FBI Director Kash Patel said Friday that the agency is moving 1,500 staff members to other facilities throughout the nation, leaving its long-standing headquarters in the J. Edgar Hoover Building.

“This FBI is leaving the Hoover building because this building is unsafe for our workforce,” Patel told Fox Business anchor Maria Bartiromo in an interview.

“We want the American men and women to know if you’re going to come work at the premier law enforcement agency in the world, we’re going to give you a building that’s commensurate with that, and that’s not this place,” he said in a teaser clip that will air in full on “Sunday Morning Futures.”

Patel did not provide a timeline for the relocation or the new site of the bureau’s headquarters, nor did he elaborate on the safety risks associated with the enormous brutalist building on Pennsylvania Avenue between the White House and Congress.

President Trump has been thinking about reconstruction for years since the Hoover building, which was finished in 1975 after more than ten years of construction, is located on a block of great real estate.

Trump hinted in March that his administration was “going to build another big FBI building right where it is, which would have been the right place, because the FBI and the DOJ have to be near each other.”

It’s unclear where a temporary office might be located.

“Look, the FBI is 38,000 when we are fully manned, which we are not.

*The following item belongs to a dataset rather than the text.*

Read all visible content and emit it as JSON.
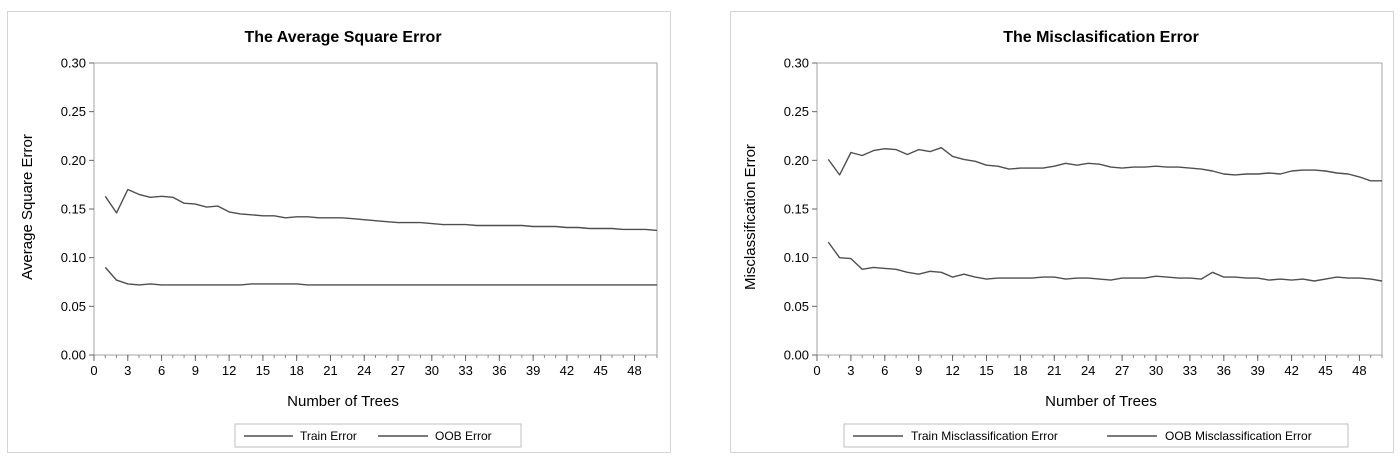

In the national capital region, in the 50-mile radius around Washington, DC, there were 11,000 FBI employees. That’s like a third of the workforce. A third of the crime doesn’t happen here,” Patel told Bartiromo.

“So we are taking 1,500 of those folks and moving them out. Every state is getting a plus-up. And I think when we do things like that, we inspire folks in America to become intel analysts and agents and say we want to work at the FBI because we want to fight violent crime and we want to be sent out into the country to do it.”

He added: “in the next 3, 6, 9 months we’re going to be doing that hard.”

Patel has been busy this week.

The FBI director noted in a social media post on Thursday that federal agencies were looking into a since-deleted tweet from former Director James Comey that many took as a threat against President Donald Trump’s life.

“We are aware of the recent social media post by former FBI Director James Comey, directed at President Trump. We are in communication with the Secret Service and Director Curran. Primary jurisdiction is with SS on these matters and we, the FBI, will provide all necessary support,” Patel tweeted.

Comey posted a photo of what appeared to be seashells arranged to form two numbers “86 47” — which many took as a call to assassinate Trump, the 47th president. “86” is slang for a “hit.” In the post he also wrote, “cool shell formation on my beachwalk.”

Later, the former FBI director fired by Trump early in his first term for malfeasance on the job posted another message to X, claiming he “didn’t realize some folks associate those numbers with violence.”

Trump was asked about the post in an interview with Fox News in which he criticized Comey for claiming ignorance.

“He knew exactly what that meant. A child knows what that meant. If you’re the FBI director and you don’t know what that meant? That meant assassination,” Trump said. “He wasn’t very competent, but he was competent enough to know what that meant.”

Department of Homeland Security Secretary Kristi Noem, who oversees the Secret Service, posted on X: “DHS and Secret Service is investigating this threat and will respond appropriately.”

Director of National Intelligence Tulsi Gabbard said that what Comey posted was a threat that should land him in jail.